Historically they came about as a way of solving cubic equations. At the time there was a solution by radicals to cubic equations and sometimes a square root of a negative number would arise, but go away by the time the answer was simplified. It was quite mysterious at the time as you could 'allow' these weird items in order to get real answers.
Then I believe (and I forget who did it first) there was a movement to see complex numbers as vectors. Because, as noted above, you could add them and multiply them (and they follow the parallelogram law for force addition). It was from this point that Hamilton tried finding a 3D version of the complex numbers, after all that's what you'd want. The complex numbers just don't cut in a 3D world. However he discovered the quaternions, which are 4D and have units of 1, i, j, and k. Those eventually were hijacked by Gibbs and Heaviside to form what we think of as vector analysis today.
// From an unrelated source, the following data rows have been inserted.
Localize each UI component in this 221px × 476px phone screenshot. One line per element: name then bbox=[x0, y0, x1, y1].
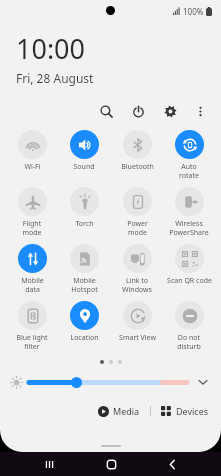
staticText: Sound bbox=[73, 162, 95, 172]
staticText: Flight mode bbox=[22, 219, 42, 237]
button[interactable]: Do not disturb bbox=[164, 299, 214, 351]
staticText: Blue light filter bbox=[16, 333, 48, 351]
staticText: Link to Windows bbox=[122, 276, 152, 294]
button[interactable]: Torch bbox=[59, 185, 109, 229]
staticText: Wireless PowerShare bbox=[169, 219, 209, 237]
staticText: Power mode bbox=[127, 219, 148, 237]
button[interactable]: Scan QR code bbox=[164, 242, 214, 286]
button[interactable]: Sound bbox=[59, 128, 109, 172]
staticText: Media bbox=[113, 405, 140, 417]
button[interactable]: Blue light filter bbox=[7, 299, 57, 351]
staticText: Auto rotate bbox=[179, 162, 199, 180]
button[interactable]: Settings bbox=[159, 100, 181, 122]
staticText: Fri, 28 August bbox=[16, 70, 94, 86]
button[interactable]: Media bbox=[98, 405, 140, 417]
staticText: Bluetooth bbox=[121, 162, 154, 172]
button[interactable]: More options bbox=[189, 100, 211, 122]
button[interactable]: Home bbox=[98, 452, 124, 476]
button[interactable]: Back bbox=[159, 452, 185, 476]
staticText: 10:00 bbox=[16, 30, 86, 67]
staticText: 100% bbox=[183, 6, 204, 17]
staticText: Location bbox=[70, 333, 99, 343]
button[interactable] bbox=[29, 375, 187, 389]
staticText: Mobile Hotspot bbox=[71, 276, 98, 294]
button[interactable]: Wi-Fi bbox=[7, 128, 57, 172]
button[interactable]: Power mode bbox=[112, 185, 162, 237]
staticText: Scan QR code bbox=[167, 276, 212, 286]
button[interactable]: Wireless PowerShare bbox=[164, 185, 214, 237]
button[interactable]: Mobile Hotspot bbox=[59, 242, 109, 294]
button[interactable]: Search bbox=[95, 100, 117, 122]
button[interactable]: Mobile data bbox=[7, 242, 57, 294]
button[interactable]: Bluetooth bbox=[112, 128, 162, 172]
button[interactable]: Devices bbox=[161, 405, 209, 417]
button[interactable]: Power bbox=[127, 100, 149, 122]
button[interactable]: Smart View bbox=[112, 299, 162, 343]
button[interactable]: Flight mode bbox=[7, 185, 57, 237]
button[interactable]: Auto rotate bbox=[164, 128, 214, 180]
button[interactable]: Recent apps bbox=[36, 452, 62, 476]
button[interactable]: Expand brightness settings bbox=[195, 374, 211, 390]
staticText: Smart View bbox=[119, 333, 156, 343]
button[interactable]: Link to Windows bbox=[112, 242, 162, 294]
staticText: Wi-Fi bbox=[24, 162, 41, 172]
staticText: Mobile data bbox=[21, 276, 44, 294]
button[interactable]: Location bbox=[59, 299, 109, 343]
staticText: Devices bbox=[176, 405, 209, 417]
staticText: Torch bbox=[75, 219, 94, 229]
staticText: Do not disturb bbox=[177, 333, 201, 351]
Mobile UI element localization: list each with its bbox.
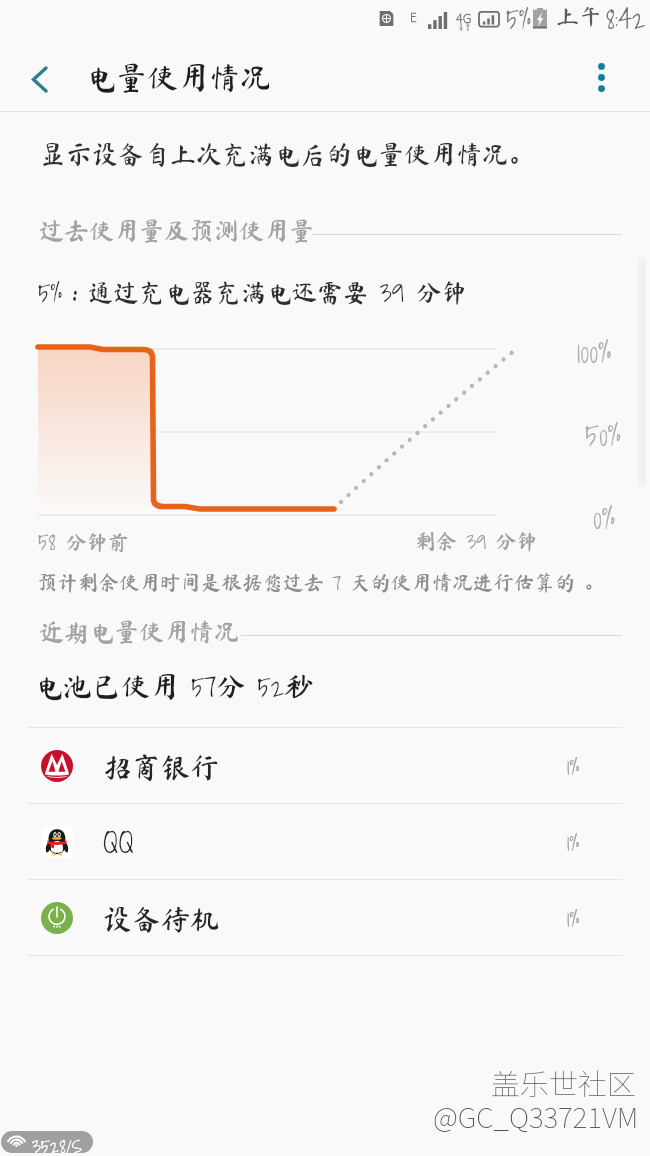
staticText: 剩余 39 分钟 (415, 524, 538, 558)
staticText: 电池已使用 57分 52秒 (34, 665, 314, 708)
staticText: 100% (577, 329, 612, 376)
staticText: 1% (567, 825, 580, 860)
button[interactable]: Back (11, 51, 67, 107)
button[interactable]: More options (575, 51, 627, 103)
staticText: 58 分钟前 (38, 524, 129, 559)
staticText: 招商银行 (103, 752, 220, 781)
staticText: @GC_Q33721VM (433, 1096, 639, 1137)
staticText: 显示设备自上次充满电后的电量使用情况。 (40, 141, 535, 167)
staticText: QQ (103, 818, 134, 866)
staticText: 上午 (556, 5, 602, 28)
staticText: 盖乐世社区 (491, 1061, 637, 1103)
button[interactable]: 设备待机 (0, 880, 650, 956)
staticText: 预计剩余使用时间是根据您过去 7 天的使用情况进行估算的 。 (37, 568, 605, 599)
staticText: 1% (567, 749, 580, 784)
staticText: 近期电量使用情况 (39, 619, 240, 644)
staticText: 1% (567, 901, 580, 936)
staticText: 5%：通过充电器充满电还需要 39 分钟 (38, 271, 467, 313)
staticText: 0% (593, 495, 616, 542)
staticText: 5% (506, 0, 532, 40)
staticText: 3528/S (32, 1131, 83, 1153)
staticText: 电量使用情况 (85, 62, 271, 93)
staticText: 50% (585, 412, 621, 459)
staticText: E (410, 8, 417, 25)
staticText: 4G (456, 8, 472, 27)
button[interactable]: 招商银行 (0, 728, 650, 804)
staticText: 8:42 (606, 0, 646, 40)
staticText: 设备待机 (103, 904, 220, 933)
staticText: 过去使用量及预测使用量 (39, 218, 315, 243)
button[interactable]: QQ (0, 804, 650, 880)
I'm not fully certain of the question so I'll posit another possibility by posing a question myself. What is the physical significance of the real numbers? When I teach mathematics that involves complex numbers (I dislike the term 'imaginary') I always spend a few minutes on this question.
As for 'need' that depends. For example, do we need real numbers? I'm not sure, we could probably work out all of our results on the rationals but it would be ridiculuous, supposing its even possible. The real numbers are a construction that make analysis much nicer. We can take limits (and the limit points exist) and so voila: calculus. In the same way the complex plane makes many things very nice and very convenient. Could we work without them? Maybe, but its probably not a good idea.